Revision history [back]

click to hide/show revision 1
initial version

opencv_dnn provides incorrect inferences after transform_graph

I am running into a problem that has been encountered by a few people mentioned in Pull Request #9517.

I basically trained a MobileNet using Tensorflow's retrain.py as described in HackerNoon post Creating insanely fast image classifiers with MobileNet in TensorFlow.

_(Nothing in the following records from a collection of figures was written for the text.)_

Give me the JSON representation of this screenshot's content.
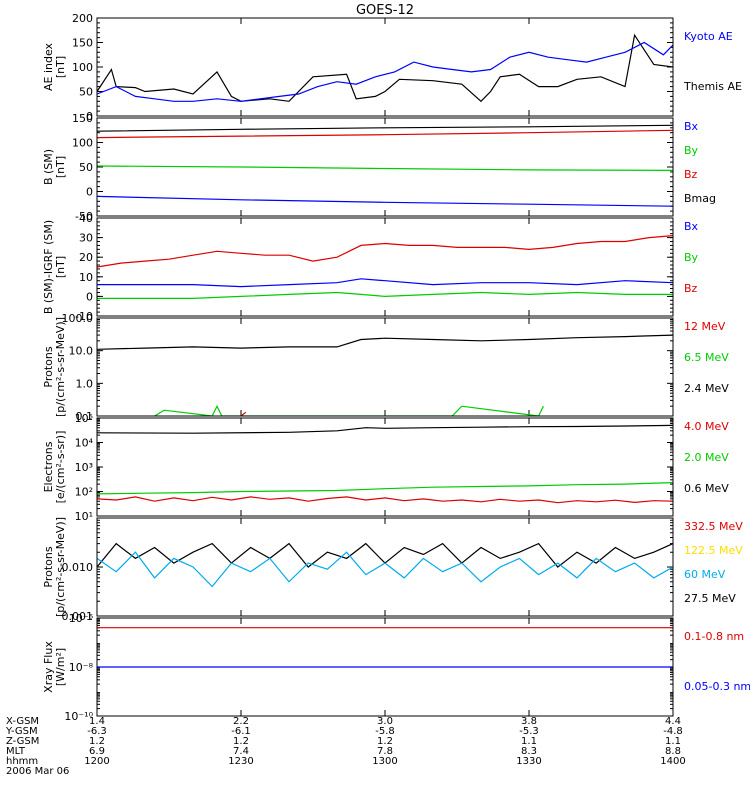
{
  "title": "GOES-12",
  "panels": [
    {
      "id": "ae",
      "ylabel": "AE index\n[nT]",
      "scale": "linear",
      "ylim": [
        0,
        200
      ],
      "ticks": [
        {
          "v": 0,
          "t": "0"
        },
        {
          "v": 50,
          "t": "50"
        },
        {
          "v": 100,
          "t": "100"
        },
        {
          "v": 150,
          "t": "150"
        },
        {
          "v": 200,
          "t": "200"
        }
      ],
      "legend": [
        {
          "text": "Kyoto AE",
          "color": "#0000ff"
        },
        {
          "text": "Themis AE",
          "color": "#000000"
        }
      ]
    },
    {
      "id": "b",
      "ylabel": "B (SM)\n[nT]",
      "scale": "linear",
      "ylim": [
        -50,
        150
      ],
      "ticks": [
        {
          "v": -50,
          "t": "-50"
        },
        {
          "v": 0,
          "t": "0"
        },
        {
          "v": 50,
          "t": "50"
        },
        {
          "v": 100,
          "t": "100"
        },
        {
          "v": 150,
          "t": "150"
        }
      ],
      "legend": [
        {
          "text": "Bx",
          "color": "#0000ff"
        },
        {
          "text": "By",
          "color": "#00cc00"
        },
        {
          "text": "Bz",
          "color": "#dd0000"
        },
        {
          "text": "Bmag",
          "color": "#000000"
        }
      ]
    },
    {
      "id": "db",
      "ylabel": "B (SM)-IGRF (SM)\n[nT]",
      "scale": "linear",
      "ylim": [
        -10,
        40
      ],
      "ticks": [
        {
          "v": -10,
          "t": "-10"
        },
        {
          "v": 0,
          "t": "0"
        },
        {
          "v": 10,
          "t": "10"
        },
        {
          "v": 20,
          "t": "20"
        },
        {
          "v": 30,
          "t": "30"
        },
        {
          "v": 40,
          "t": "40"
        }
      ],
      "legend": [
        {
          "text": "Bx",
          "color": "#0000ff"
        },
        {
          "text": "By",
          "color": "#00cc00"
        },
        {
          "text": "Bz",
          "color": "#dd0000"
        }
      ]
    },
    {
      "id": "protons",
      "ylabel": "Protons\n[p/(cm²-s-sr-MeV)]",
      "scale": "log",
      "ylim": [
        0.1,
        100
      ],
      "ticks": [
        {
          "v": 0.1,
          "t": "0.1"
        },
        {
          "v": 1,
          "t": "1.0"
        },
        {
          "v": 10,
          "t": "10.0"
        },
        {
          "v": 100,
          "t": "100.0"
        }
      ],
      "legend": [
        {
          "text": "12 MeV",
          "color": "#dd0000"
        },
        {
          "text": "6.5 MeV",
          "color": "#00cc00"
        },
        {
          "text": "2.4 MeV",
          "color": "#000000"
        }
      ]
    },
    {
      "id": "electrons",
      "ylabel": "Electrons\n[e/(cm²-s-sr)]",
      "scale": "log",
      "ylim": [
        10,
        100000
      ],
      "ticks": [
        {
          "v": 10,
          "t": "10¹"
        },
        {
          "v": 100,
          "t": "10²"
        },
        {
          "v": 1000,
          "t": "10³"
        },
        {
          "v": 10000,
          "t": "10⁴"
        },
        {
          "v": 100000,
          "t": "10⁵"
        }
      ],
      "legend": [
        {
          "text": "4.0 MeV",
          "color": "#dd0000"
        },
        {
          "text": "2.0 MeV",
          "color": "#00cc00"
        },
        {
          "text": "0.6 MeV",
          "color": "#000000"
        }
      ]
    },
    {
      "id": "hep",
      "ylabel": "Protons\n[p/(cm²-s-sr-MeV)]",
      "scale": "log",
      "ylim": [
        0.001,
        0.1
      ],
      "ticks": [
        {
          "v": 0.001,
          "t": "0.001"
        },
        {
          "v": 0.01,
          "t": "0.010"
        },
        {
          "v": 0.1,
          "t": ""
        }
      ],
      "legend": [
        {
          "text": "332.5 MeV",
          "color": "#dd0000"
        },
        {
          "text": "122.5 MeV",
          "color": "#ffdd00"
        },
        {
          "text": "60 MeV",
          "color": "#00aaee"
        },
        {
          "text": "27.5 MeV",
          "color": "#000000"
        }
      ]
    },
    {
      "id": "xray",
      "ylabel": "Xray Flux\n[W/m²]",
      "scale": "log",
      "ylim": [
        1e-10,
        1e-06
      ],
      "ticks": [
        {
          "v": 1e-10,
          "t": "10⁻¹⁰"
        },
        {
          "v": 1e-08,
          "t": "10⁻⁸"
        },
        {
          "v": 1e-06,
          "t": "10⁻⁶"
        }
      ],
      "legend": [
        {
          "text": "0.1-0.8 nm",
          "color": "#dd0000"
        },
        {
          "text": "0.05-0.3 nm",
          "color": "#0000ff"
        }
      ]
    }
  ],
  "xaxis": {
    "row_labels": [
      "X-GSM",
      "Y-GSM",
      "Z-GSM",
      "MLT",
      "hhmm",
      "2006 Mar 06"
    ],
    "ticks": [
      {
        "t": 1200,
        "vals": [
          "1.4",
          "-6.3",
          "1.2",
          "6.9",
          "1200"
        ]
      },
      {
        "t": 1230,
        "vals": [
          "2.2",
          "-6.1",
          "1.2",
          "7.4",
          "1230"
        ]
      },
      {
        "t": 1300,
        "vals": [
          "3.0",
          "-5.8",
          "1.2",
          "7.8",
          "1300"
        ]
      },
      {
        "t": 1330,
        "vals": [
          "3.8",
          "-5.3",
          "1.1",
          "8.3",
          "1330"
        ]
      },
      {
        "t": 1400,
        "vals": [
          "4.4",
          "-4.8",
          "1.1",
          "8.8",
          "1400"
        ]
      }
    ]
  },
  "chart_data": {
    "type": "line",
    "title": "GOES-12",
    "x_unit": "minutes after 12:00 UT, 2006 Mar 06",
    "xlim": [
      0,
      120
    ],
    "panels": [
      {
        "panel": "ae",
        "series": [
          {
            "name": "Themis AE",
            "color": "#000000",
            "x": [
              0,
              3,
              4,
              8,
              10,
              16,
              20,
              25,
              28,
              30,
              36,
              40,
              45,
              52,
              54,
              58,
              60,
              63,
              70,
              76,
              80,
              82,
              84,
              88,
              92,
              96,
              100,
              105,
              110,
              112,
              116,
              120
            ],
            "y": [
              50,
              95,
              60,
              58,
              50,
              55,
              45,
              90,
              40,
              30,
              35,
              30,
              80,
              85,
              35,
              40,
              50,
              75,
              72,
              65,
              30,
              50,
              80,
              85,
              60,
              60,
              75,
              80,
              60,
              165,
              105,
              100
            ]
          },
          {
            "name": "Kyoto AE",
            "color": "#0000ff",
            "x": [
              0,
              4,
              8,
              12,
              16,
              20,
              25,
              30,
              34,
              38,
              42,
              46,
              50,
              54,
              58,
              62,
              66,
              70,
              74,
              78,
              82,
              86,
              90,
              94,
              98,
              102,
              106,
              110,
              114,
              118,
              120
            ],
            "y": [
              45,
              60,
              40,
              35,
              30,
              30,
              35,
              30,
              35,
              40,
              45,
              60,
              70,
              65,
              80,
              90,
              110,
              100,
              95,
              90,
              95,
              120,
              130,
              120,
              115,
              110,
              120,
              130,
              150,
              125,
              145
            ]
          }
        ]
      },
      {
        "panel": "b",
        "series": [
          {
            "name": "Bmag",
            "color": "#000000",
            "x": [
              0,
              30,
              60,
              90,
              120
            ],
            "y": [
              123,
              127,
              130,
              132,
              135
            ]
          },
          {
            "name": "Bz",
            "color": "#dd0000",
            "x": [
              0,
              30,
              60,
              90,
              120
            ],
            "y": [
              110,
              113,
              116,
              120,
              125
            ]
          },
          {
            "name": "By",
            "color": "#00cc00",
            "x": [
              0,
              30,
              60,
              90,
              120
            ],
            "y": [
              52,
              50,
              47,
              44,
              43
            ]
          },
          {
            "name": "Bx",
            "color": "#0000ff",
            "x": [
              0,
              30,
              60,
              90,
              120
            ],
            "y": [
              -10,
              -17,
              -22,
              -26,
              -30
            ]
          }
        ]
      },
      {
        "panel": "db",
        "series": [
          {
            "name": "Bz",
            "color": "#dd0000",
            "x": [
              0,
              5,
              10,
              15,
              20,
              25,
              30,
              35,
              40,
              45,
              50,
              55,
              60,
              65,
              70,
              75,
              80,
              85,
              90,
              95,
              100,
              105,
              110,
              115,
              120
            ],
            "y": [
              15,
              17,
              18,
              19,
              21,
              23,
              22,
              21,
              21,
              18,
              20,
              26,
              27,
              26,
              26,
              25,
              25,
              25,
              24,
              25,
              27,
              28,
              28,
              30,
              31
            ]
          },
          {
            "name": "Bx",
            "color": "#0000ff",
            "x": [
              0,
              10,
              20,
              30,
              40,
              50,
              55,
              60,
              70,
              80,
              90,
              100,
              110,
              120
            ],
            "y": [
              6,
              6,
              6,
              5,
              6,
              7,
              9,
              8,
              6,
              7,
              7,
              6,
              8,
              7
            ]
          },
          {
            "name": "By",
            "color": "#00cc00",
            "x": [
              0,
              10,
              20,
              30,
              40,
              50,
              55,
              60,
              70,
              80,
              90,
              100,
              110,
              120
            ],
            "y": [
              -1,
              -1,
              -1,
              0,
              1,
              2,
              1,
              0,
              1,
              2,
              1,
              2,
              1,
              1
            ]
          }
        ]
      },
      {
        "panel": "protons",
        "series": [
          {
            "name": "2.4 MeV",
            "color": "#000000",
            "x": [
              0,
              10,
              20,
              30,
              40,
              50,
              55,
              60,
              70,
              80,
              90,
              100,
              110,
              120
            ],
            "y": [
              11,
              12,
              13,
              12,
              13,
              13,
              22,
              24,
              22,
              20,
              22,
              25,
              27,
              30
            ]
          },
          {
            "name": "6.5 MeV",
            "color": "#00cc00",
            "x": [
              12,
              14,
              24,
              25,
              26,
              74,
              76,
              92,
              93
            ],
            "y": [
              0.1,
              0.15,
              0.1,
              0.2,
              0.1,
              0.1,
              0.2,
              0.1,
              0.2
            ]
          },
          {
            "name": "12 MeV",
            "color": "#dd0000",
            "x": [
              30,
              31
            ],
            "y": [
              0.1,
              0.13
            ]
          }
        ]
      },
      {
        "panel": "electrons",
        "series": [
          {
            "name": "0.6 MeV",
            "color": "#000000",
            "x": [
              0,
              20,
              40,
              50,
              56,
              60,
              70,
              80,
              90,
              100,
              110,
              120
            ],
            "y": [
              25000,
              24000,
              26000,
              30000,
              40000,
              38000,
              40000,
              42000,
              44000,
              45000,
              47000,
              50000
            ]
          },
          {
            "name": "2.0 MeV",
            "color": "#00cc00",
            "x": [
              0,
              10,
              20,
              30,
              40,
              50,
              60,
              70,
              80,
              90,
              100,
              110,
              120
            ],
            "y": [
              80,
              85,
              90,
              100,
              105,
              110,
              130,
              150,
              160,
              170,
              190,
              200,
              230
            ]
          },
          {
            "name": "4.0 MeV",
            "color": "#dd0000",
            "x": [
              0,
              4,
              8,
              12,
              16,
              20,
              24,
              28,
              32,
              36,
              40,
              44,
              48,
              52,
              56,
              60,
              64,
              68,
              72,
              76,
              80,
              84,
              88,
              92,
              96,
              100,
              104,
              108,
              112,
              116,
              120
            ],
            "y": [
              50,
              45,
              60,
              40,
              55,
              42,
              58,
              45,
              60,
              48,
              55,
              40,
              52,
              60,
              45,
              55,
              42,
              50,
              40,
              45,
              38,
              48,
              40,
              45,
              35,
              42,
              38,
              44,
              36,
              42,
              40
            ]
          }
        ]
      },
      {
        "panel": "hep",
        "series": [
          {
            "name": "27.5 MeV",
            "color": "#000000",
            "x": [
              0,
              4,
              8,
              12,
              16,
              20,
              24,
              28,
              32,
              36,
              40,
              44,
              48,
              52,
              56,
              60,
              64,
              68,
              72,
              76,
              80,
              84,
              88,
              92,
              96,
              100,
              104,
              108,
              112,
              116,
              120
            ],
            "y": [
              0.01,
              0.03,
              0.015,
              0.025,
              0.012,
              0.02,
              0.03,
              0.012,
              0.025,
              0.015,
              0.03,
              0.01,
              0.02,
              0.015,
              0.03,
              0.012,
              0.025,
              0.018,
              0.03,
              0.012,
              0.025,
              0.015,
              0.02,
              0.03,
              0.01,
              0.02,
              0.012,
              0.025,
              0.015,
              0.02,
              0.03
            ]
          },
          {
            "name": "60 MeV",
            "color": "#00aaee",
            "x": [
              0,
              4,
              8,
              12,
              16,
              20,
              24,
              28,
              32,
              36,
              40,
              44,
              48,
              52,
              56,
              60,
              64,
              68,
              72,
              76,
              80,
              84,
              88,
              92,
              96,
              100,
              104,
              108,
              112,
              116,
              120
            ],
            "y": [
              0.015,
              0.008,
              0.02,
              0.006,
              0.015,
              0.01,
              0.004,
              0.012,
              0.008,
              0.015,
              0.005,
              0.012,
              0.009,
              0.02,
              0.007,
              0.012,
              0.006,
              0.015,
              0.008,
              0.012,
              0.005,
              0.01,
              0.015,
              0.007,
              0.012,
              0.006,
              0.015,
              0.008,
              0.012,
              0.006,
              0.01
            ]
          }
        ]
      },
      {
        "panel": "xray",
        "series": [
          {
            "name": "0.1-0.8 nm",
            "color": "#dd0000",
            "x": [
              0,
              120
            ],
            "y": [
              4e-07,
              4e-07
            ]
          },
          {
            "name": "0.05-0.3 nm",
            "color": "#0000ff",
            "x": [
              0,
              120
            ],
            "y": [
              1e-08,
              1e-08
            ]
          }
        ]
      }
    ]
  }
}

Once the imagery is setup, the network is trained as follows:

#!/bin/bash -xe

TF_ROOT=/home/ubuntu/src/tensorflow/tensorflow
DATA_ROOT=/home/ubuntu/data

python $TF_ROOT/examples/image_retraining/retrain.py \
    --image_dir $DATA_ROOT \
    --learning_rate=0.001 \
    --testing_percentage=20 \
    --validation_percentage=20 \
    --train_batch_size=32 \
    --validation_batch_size=-1 \
    --flip_left_right \
    --random_crop=30 \
    --random_scale=30 \
    --random_brightness=30 \
    --eval_step_interval=100 \
    --how_many_training_steps=2000 \
    --architecture mobilenet_1.0_224

Then graph is then transformed using Tensorflow's transform_graph tool:

~/Development/tensorflow/bazel-bin/tensorflow/tools/graph_transforms/transform_graph \
--in_graph=mobilenet_1.0_224.pb \
--out_graph=deploynet_1.0_224.pb \
--inputs=input \
--outputs=final_result \
--transforms="fold_constants sort_by_execution_order remove_nodes(op=Squeeze, op=PlaceholderWithDefault)"

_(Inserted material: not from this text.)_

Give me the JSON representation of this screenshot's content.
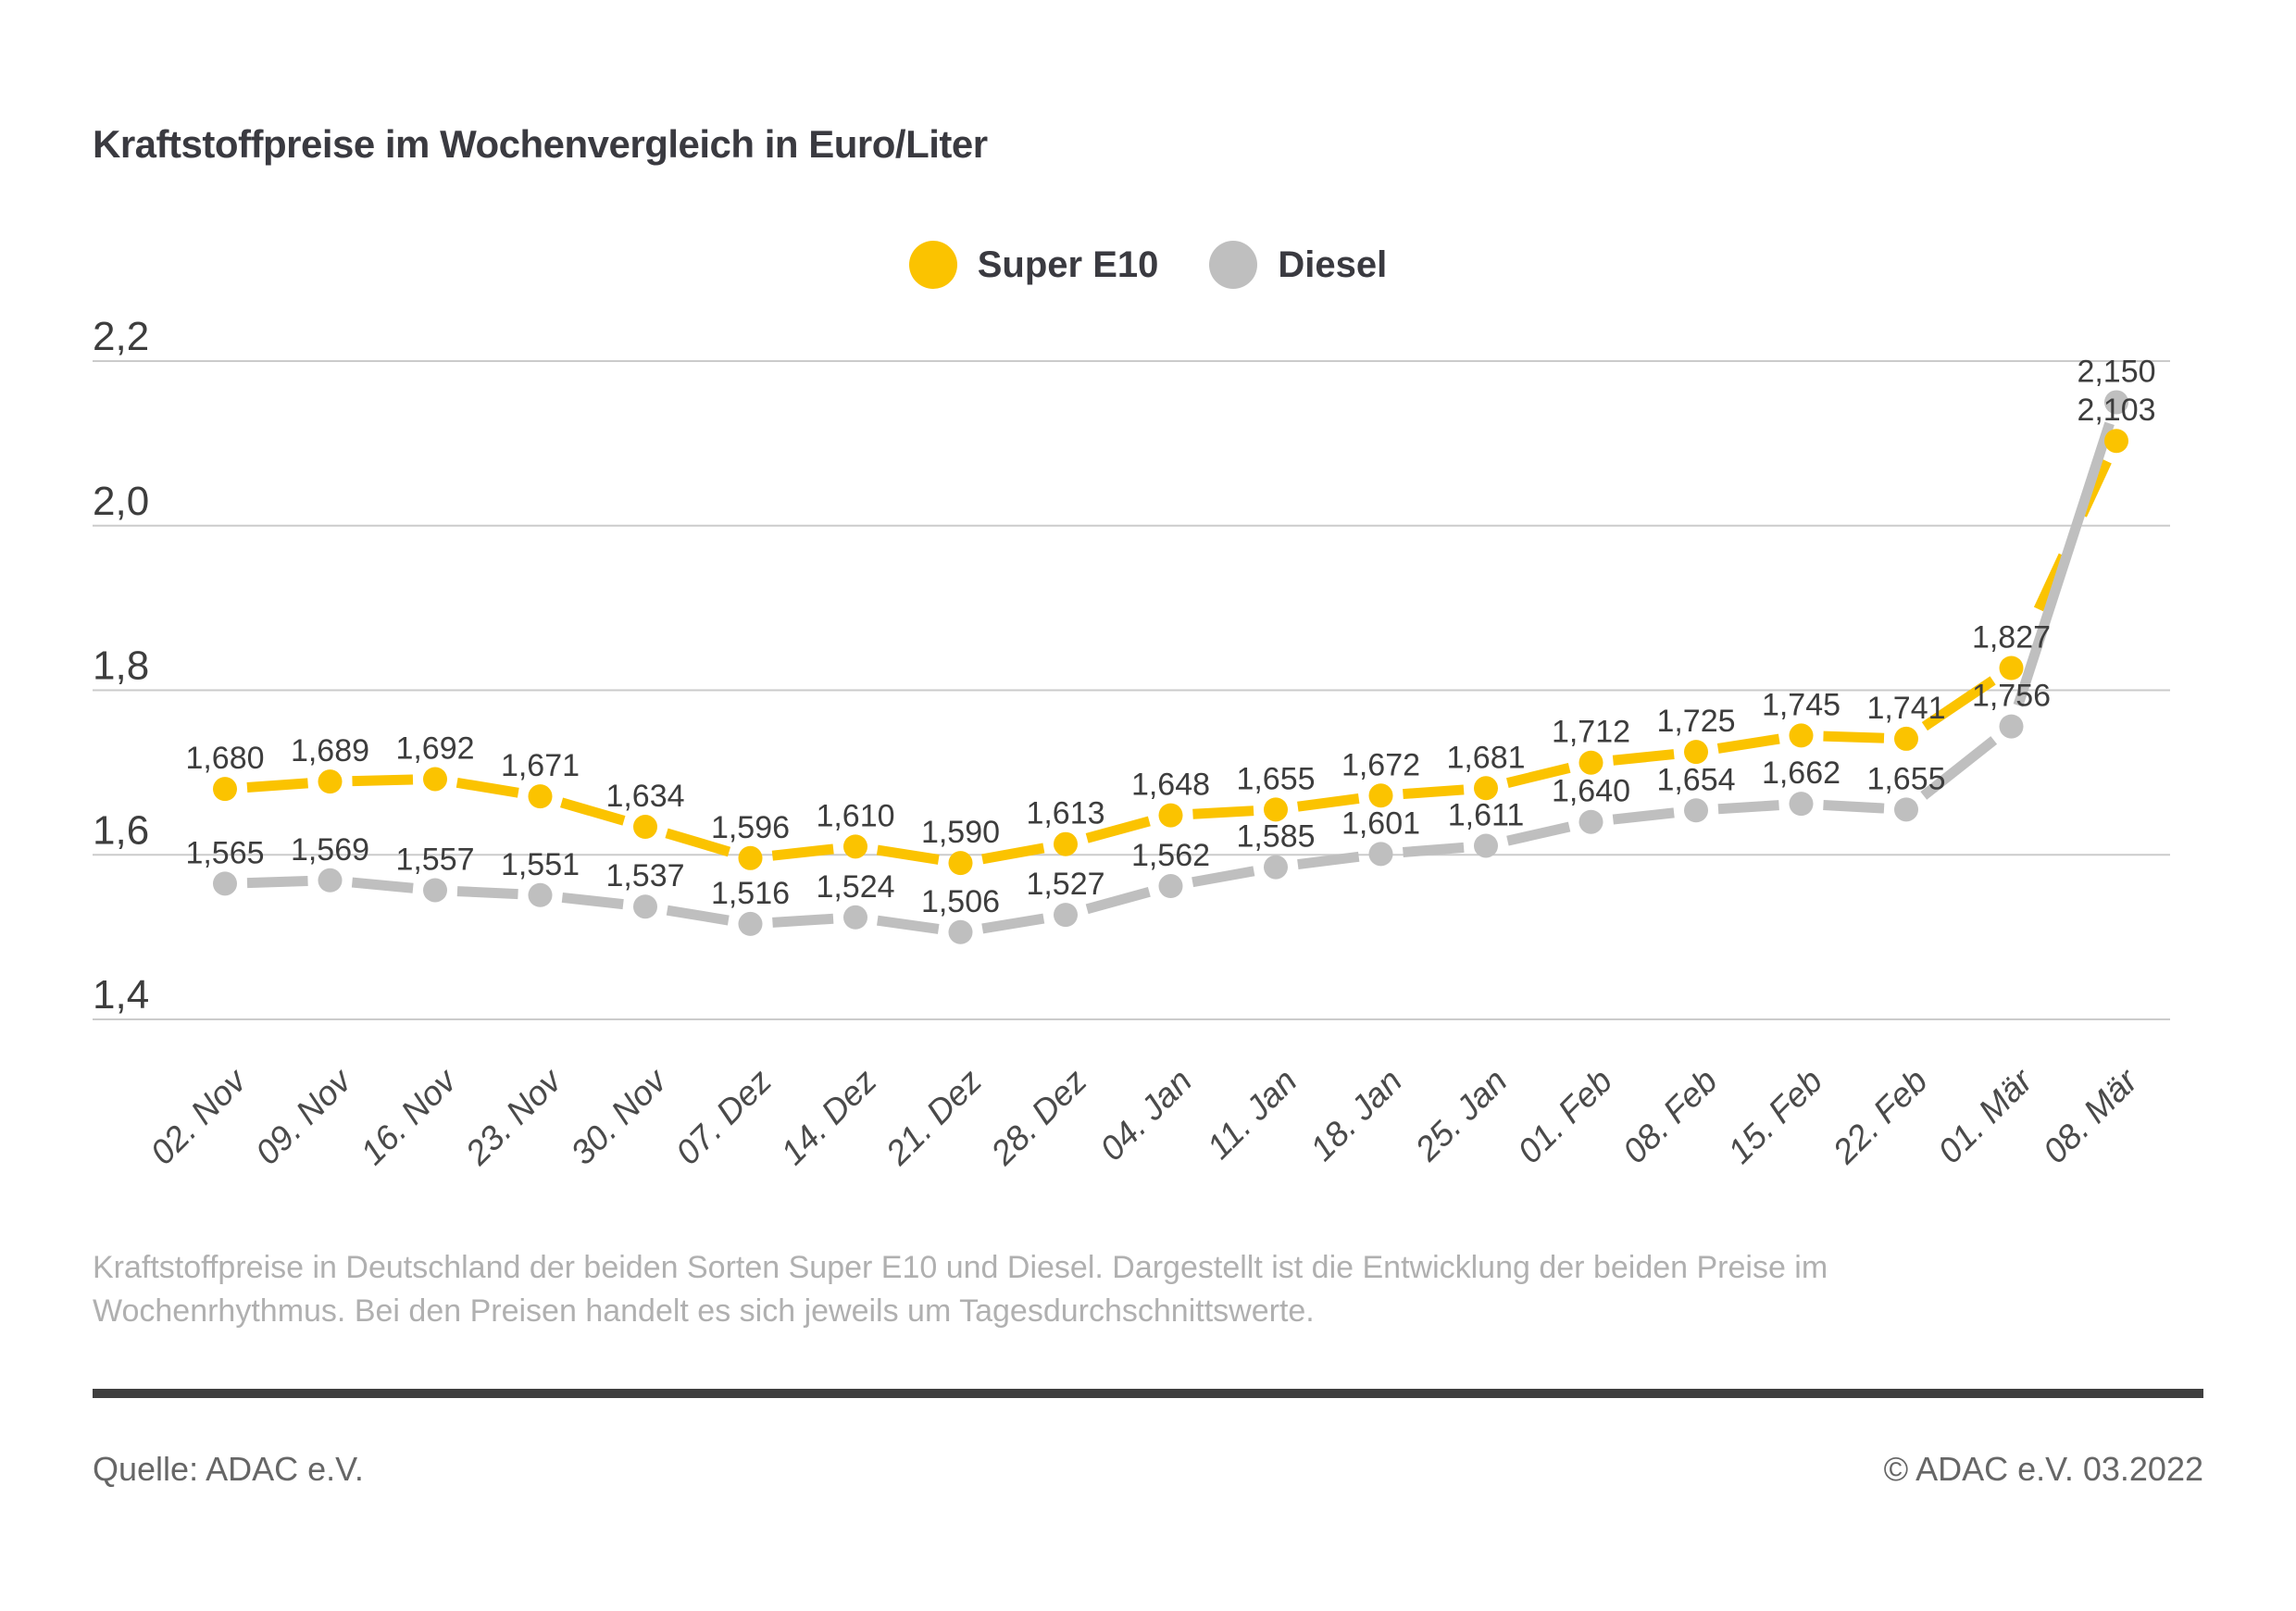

The summarize_graph tensorflow tool shows the following output:

Found 1 possible inputs: (name=input, type=float(1), shape=[1,224,224,3]) 
No variables spotted.
Found 1 possible outputs: (name=final_result, op=Softmax) 
Found 4235007 (4.24M) const parameters, 0 (0) variable parameters, and 0 control_edges
Op types used: 86 Const, 28 Add, 27 Mul, 27 Relu6, 15 Conv2D, 13 DepthwiseConv2dNative, 1 AvgPool, 1 BiasAdd, 1 Identity, 1 MatMul, 1 Placeholder, 1 Reshape, 1 Softmax
To use with tensorflow/tools/benchmark:benchmark_model try these arguments:
bazel run tensorflow/tools/benchmark:benchmark_model -- --graph=/home/wlucas/Temp/dnn/deploynet_1.0_224.pb --show_flops --input_layer=input --input_layer_type=float --input_layer_shape=1,224,224,3 --output_layer=final_result

Testing the inference engine after these adjustments generally shows a 99% confidence of the second class regardless of the correct class presented (with the exception of training imagery); whereas, Tensorflow Mobile correctly infers the image as expected.

Any thoughts or help would be greatly appreciated!